Prove that the maximal entries of a positive definite, symmetric, real matrix are on the diagonal. (Algebra by Artin, Edition 2, chapter 8, problem 2.1)
This is an assignment problem so I don't want a complete solution. I'm not really sure what "maximal" means. Can anyone tell me that?
On
Here is a different proof.
We know that the quadratic form associated with such a matrix is
$$Q(X)=X^TMX=\sum m_{ii}x_i^2+2\sum_{i<j} m_{ij}x_ix_j\tag{1}$$
(where $X$ is the column vector $(x_1,x_2,\cdots x_n)^T$).

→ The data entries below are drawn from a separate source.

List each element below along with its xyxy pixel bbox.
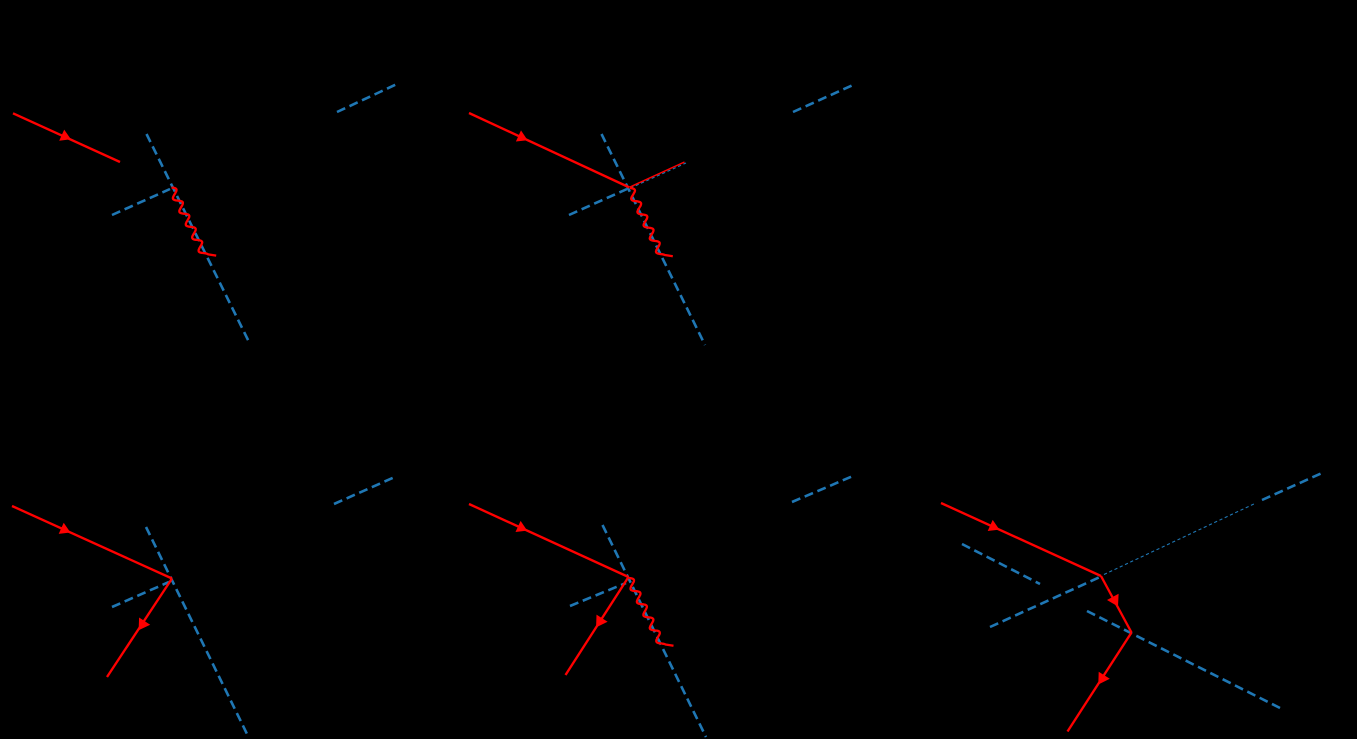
wire: P3 incident beam: [12, 506, 172, 579]
wire: P2 incident beam: [469, 113, 630, 188]
node: P5 internal arrowhead: [1107, 594, 1119, 607]
wire: P4 incident beam: [469, 504, 629, 577]
wire: P5 upper-left parallel dashed: [962, 544, 1040, 584]
node: P1 incident arrowhead: [59, 130, 71, 141]
node: P5 exit arrowhead: [1098, 672, 1110, 685]
wire: P4 reflected beam: [566, 577, 629, 675]
wire: P2 phonon wavy line: [630, 188, 673, 256]
wire: P5 exit beam: [1068, 633, 1132, 732]
node: P4 reflected arrowhead: [596, 615, 608, 628]
wire: P1 phonon wavy line: [172, 188, 217, 256]
node: P2 incident arrowhead: [516, 130, 528, 141]
node: P4 incident arrowhead: [516, 521, 528, 532]
wire: P5 far dashed segment: [1262, 473, 1322, 500]
wire: P4 shallow dashed tail: [570, 583, 626, 606]
node: P3 incident arrowhead: [59, 523, 71, 534]
wire: P1 shallow dashed tail: [112, 189, 170, 215]
wire: P1 incident beam: [13, 113, 120, 162]
wire: P3 steep dashed axis: [146, 527, 248, 736]
wire: P2 thin dashed under scattered beam: [631, 163, 687, 188]
wire: P5 incident beam: [941, 503, 1101, 576]
wire: P5 thin dashed reflection axis: [1104, 503, 1256, 575]
wire: P5 internal beam: [1101, 576, 1132, 633]
node: P3 reflected arrowhead: [139, 618, 151, 631]
node: P5 incident arrowhead: [988, 520, 1000, 531]
wire: P5 lower-right parallel dashed: [1087, 611, 1280, 708]
wire: P2 steep dashed axis: [602, 134, 706, 345]
wire: P1 far dashed segment: [337, 84, 397, 112]
wire: P4 phonon wavy line: [629, 578, 674, 646]
wire: P4 far dashed segment: [792, 476, 853, 502]
wire: P3 reflected beam: [107, 579, 172, 678]
wire: P5 dashed toward junction: [990, 577, 1100, 627]
wire: P3 far dashed segment: [334, 476, 397, 504]
wire: P2 far dashed segment: [793, 85, 853, 112]
wire: P3 shallow dashed tail: [112, 582, 169, 607]
wire: P1 steep dashed axis: [147, 134, 250, 343]
wire: P2 scattered thin beam: [630, 162, 685, 187]
wire: P2 shallow dashed tail: [569, 189, 627, 215]
wire: P4 steep dashed axis: [603, 525, 707, 737]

Let us assume the contrary, i.e., that there is an absolute maximum occurring off diagonal for a certain $m_{ij}$ ($i<j$).
Consider the particular $X=(0...0,1,0,...0,-1,0,...)$ where the 'one' occurs at position $i$ and the 'minus one' occurs at position $j$.
Then expression (1) becomes $m_{ii}+m_{jj}-2m_{ij}<0$.
Contradiction with the definite positiveness.
Since the matrix entries are real, "maximal" here just means largest.
I would interpret the question to mean: given a positive definite real matrix $M$, let $m = \max_{i,j} M_{ij}.$ Prove that whenever $M_{ij} = m$, $i=j$.